Once I took a ship from Italy to San Francisco hoping to find out what my fortune was or if, indeed, I had one, and when I got to the last night of the voyage on which everyone on the ship except me was violently seasick-- I think it was the President Wilson on which I was traveling coolie class- I went to the Banquet that was to be the finale, -- with everything roped, chairs, tables, food, as the seas were so violent everything was sliding, including the people who were all in their cabins throwing up, except me-- and there before me were several hundred tables with roped crystal and roped china and nobody eating the Oriental feast, but all the tables laid with piles of fortune cookies. At last! I cried inside myself, enough fortunes! and nobody to go through them, but me.

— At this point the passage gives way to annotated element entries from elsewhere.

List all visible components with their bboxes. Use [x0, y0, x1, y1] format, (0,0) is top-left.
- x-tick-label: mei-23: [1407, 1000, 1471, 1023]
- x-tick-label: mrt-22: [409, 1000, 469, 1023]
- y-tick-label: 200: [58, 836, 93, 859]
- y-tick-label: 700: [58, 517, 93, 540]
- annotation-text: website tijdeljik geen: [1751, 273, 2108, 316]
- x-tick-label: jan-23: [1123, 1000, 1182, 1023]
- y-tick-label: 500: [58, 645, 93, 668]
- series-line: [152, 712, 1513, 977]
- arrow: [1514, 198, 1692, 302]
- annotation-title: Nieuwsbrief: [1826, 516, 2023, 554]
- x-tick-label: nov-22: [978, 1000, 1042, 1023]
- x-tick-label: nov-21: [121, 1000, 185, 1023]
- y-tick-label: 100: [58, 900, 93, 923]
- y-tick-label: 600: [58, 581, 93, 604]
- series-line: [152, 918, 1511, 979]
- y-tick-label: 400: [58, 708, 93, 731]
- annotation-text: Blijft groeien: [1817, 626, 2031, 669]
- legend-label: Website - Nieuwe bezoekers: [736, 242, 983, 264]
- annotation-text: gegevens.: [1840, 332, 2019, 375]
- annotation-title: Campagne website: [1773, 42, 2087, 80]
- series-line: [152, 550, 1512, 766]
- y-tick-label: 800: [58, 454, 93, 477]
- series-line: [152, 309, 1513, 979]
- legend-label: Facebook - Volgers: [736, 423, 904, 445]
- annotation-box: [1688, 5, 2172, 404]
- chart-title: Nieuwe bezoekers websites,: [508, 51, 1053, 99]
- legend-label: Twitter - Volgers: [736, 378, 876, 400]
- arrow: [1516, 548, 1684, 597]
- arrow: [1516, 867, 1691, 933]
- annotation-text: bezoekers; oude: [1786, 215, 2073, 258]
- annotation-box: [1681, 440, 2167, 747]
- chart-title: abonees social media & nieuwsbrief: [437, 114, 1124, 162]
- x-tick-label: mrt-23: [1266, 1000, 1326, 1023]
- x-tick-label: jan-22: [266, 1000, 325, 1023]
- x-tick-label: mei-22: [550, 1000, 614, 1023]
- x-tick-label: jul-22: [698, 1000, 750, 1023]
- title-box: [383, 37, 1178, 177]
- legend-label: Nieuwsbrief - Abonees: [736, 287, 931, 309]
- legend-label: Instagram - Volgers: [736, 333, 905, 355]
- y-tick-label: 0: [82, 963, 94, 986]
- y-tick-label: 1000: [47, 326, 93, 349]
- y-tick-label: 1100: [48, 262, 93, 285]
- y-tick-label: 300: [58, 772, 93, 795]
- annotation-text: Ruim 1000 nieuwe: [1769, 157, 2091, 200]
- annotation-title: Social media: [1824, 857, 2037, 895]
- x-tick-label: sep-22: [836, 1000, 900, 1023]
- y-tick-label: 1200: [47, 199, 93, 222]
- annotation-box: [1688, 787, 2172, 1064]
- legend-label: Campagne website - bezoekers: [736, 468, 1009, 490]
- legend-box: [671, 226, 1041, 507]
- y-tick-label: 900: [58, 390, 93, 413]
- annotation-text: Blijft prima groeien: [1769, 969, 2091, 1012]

So I went to every table and opened all the cookies, and they were all homilies and bullshit except for the very last one that I opened with shaking fingers: 'You will go on a long voyage," it read.,'to no advantage.'
SInce that time I have resorted to colorogy, my own form of numerology, where you put the money in the machine and the gumball rolls down, and whatever the color is is what you can expect. Red is passion,(not very likely) yellow is luck(one can always hope) Green is money(ditto) orange is lust( still?) white is purity(what choice does one have?) and blue is spiritual growth. Today, on the heels and toes and instep of our latest disastrous figures, I went next door to my sushi restaurant,-- where the Dubble Bubble gumballs are. What was, when last I gumballed,, a quarter a ball, is now 50cents. Not to be deterred(I have no plans to go to France what with the euro and how stupid and ruined we are) I thought I could at least get a piece of gum. The pinlk one(love) rolled directly onto the street, and the man who owns the market felt compassionate, so he put 50 cents in for me. It was yellow, but that one, too, fell directly onto the sidewalk. He indulged me in one more, and I caught it in my hand. Blue. Spiritual growth. Well, I guess that's the only option we have. All the same it caught in my teeth and I have to go to the dentist.
It doesn't really matter that T.S. Eliot was an anti-Semite. He wrote really good poems that Jews can read.